Delrue Charlotte, Speeckaert Marijn M
Department of Nephrology, Ghent University Hospital, 9000 Ghent, Belgium.
Research Foundation-Flanders (FWO), 1000 Brussels, Belgium.
Diagnostics (Basel). 2024 Jun 25;14(13):1350. doi: 10.3390/diagnostics14131350.

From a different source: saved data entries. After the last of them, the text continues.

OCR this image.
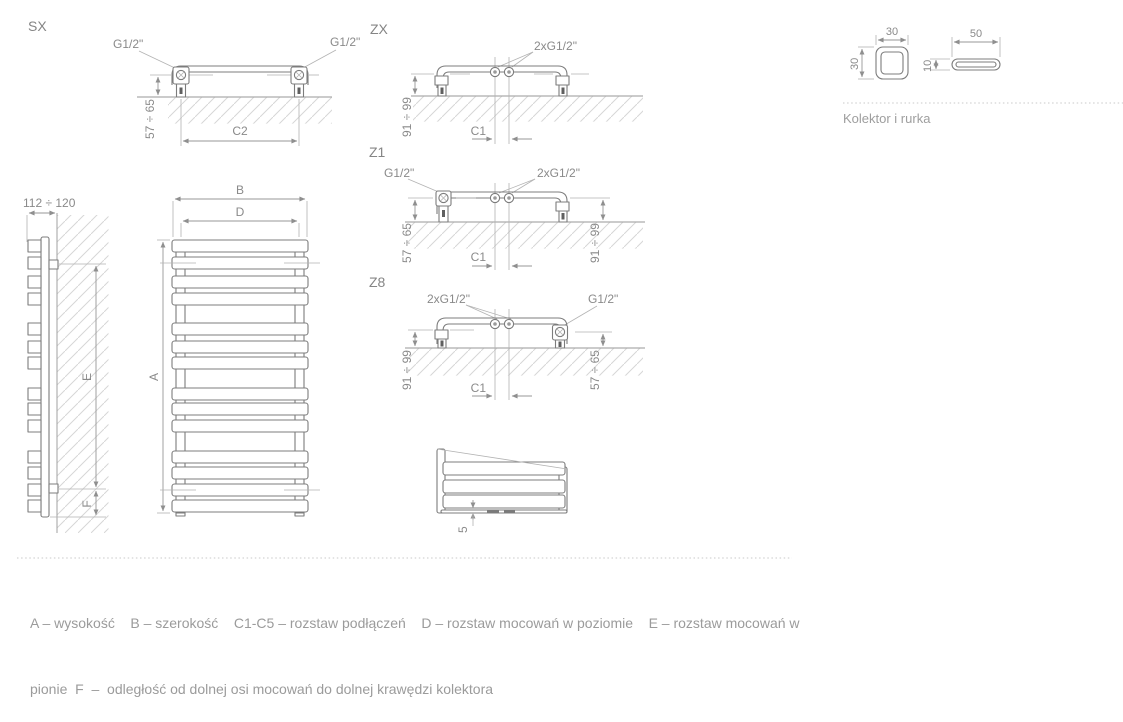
SX
G1/2"	G1/2"
57 ÷ 65	C2
ZX
2xG1/2"
91 ÷ 99	C1
Z1
G1/2"	2xG1/2"
57 ÷ 65	91 ÷ 99
C1
Z8
2xG1/2"	G1/2"
91 ÷ 99	57 ÷ 65
C1
30
30
50
10
Kolektor i rurka
112 ÷ 120
E
F
B
D
A
5

A – wysokość    B – szerokość    C1-C5 – rozstaw podłączeń    D – rozstaw mocowań w poziomie    E – rozstaw mocowań w

pionie  F  –  odległość od dolnej osi mocowań do dolnej krawędzi kolektora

Acute kidney damage (AKI) is a serious and common consequence among critically unwell individuals. Traditional biomarkers, such as serum creatinine, frequently fail to detect AKI in its early stages, necessitating the development of new accurate early biomarkers. Tissue inhibitor of metalloproteinases 2 (TIMP-2) has emerged as a promising biomarker for predicting early AKI. The present narrative review investigates the role of TIMP-2 in AKI prediction in a variety of clinical scenarios. In the NephroCheck test, TIMP-2 exceeds established biomarkers for the early identification of AKI in terms of sensitivity and specificity when combined with insulin-like growth factor-binding protein 7 (IGFBP-7). Elevated levels of these biomarkers can provide a warning signal for AKI two to three days before clinical symptoms appear. TIMP-2 and IGFBP-7 have high predictive values, with an area under the curve (AUC) typically above 0.8, indicating good predictive capacity. For example, the [TIMP-2] × [IGFBP-7] product produced an AUC of 0.85 in surgical patients at high risk. In critically ill patients, a threshold of 0.3 (ng/mL)/1000 demonstrated 92% sensitivity and 72% specificity. Elevated TIMP-2 levels have been correlated with higher mortality rates and the need for renal replacement therapy (RRT). In sepsis-associated AKI (SA-AKI), TIMP-2 levels combined with clinical prognostic models improved predictive accuracy (AUC: 0.822). Furthermore, elevated urine TIMP-2 levels were good predictors of AKI in pediatric patients after cardiac surgery, with AUC-ROC values of up to 0.848. Urine output and the presence of concomitant disorders may influence the prognostic accuracy of these biomarkers; therefore, more research is needed to fully understand their utility. The predictive value of TIMP-2 could be strengthened by combining it with other clinical parameters, reinforcing its role in the early detection and treatment of AKI.
急性肾损伤(AKI)是危重症患者中一种严重且常见的后果。传统生物标志物,如血清肌酐,在AKI早期往往无法检测到,因此需要开发新的准确早期生物标志物。金属蛋白酶组织抑制剂2(TIMP - 2)已成为预测早期AKI的一种有前景的生物标志物。本叙述性综述探讨了TIMP - 2在各种临床情况下对AKI预测的作用。在NephroCheck测试中,TIMP - 2与胰岛素样生长因子结合蛋白7(IGFBP - 7)联合使用时,在早期识别AKI方面,其敏感性和特异性超过了已有的生物标志物。这些生物标志物水平升高可在临床症状出现前两到三天为AKI提供预警信号。TIMP - 2和IGFBP - 7具有较高的预测价值,曲线下面积(AUC)通常高于0.8,表明具有良好的预测能力。例如,[TIMP - 2]×[IGFBP - 7]乘积在高危手术患者中的AUC为0.85。在危重症患者中,阈值为0.3(ng/mL)/1000时,敏感性为92%,特异性为72%。TIMP - 2水平升高与较高的死亡率和肾脏替代治疗(RRT)需求相关。在脓毒症相关的AKI(SA - AKI)中,TIMP - 2水平与临床预后模型相结合提高了预测准确性(AUC:0.822)。此外,心脏手术后儿科患者尿TIMP - 2水平升高是AKI的良好预测指标,AUC - ROC值高达0.848。尿量和伴随疾病的存在可能会影响这些生物标志物的预后准确性;因此,需要更多研究来充分了解它们的效用。将TIMP - 2与其他临床参数结合可增强其预测价值,强化其在AKI早期检测和治疗中的作用。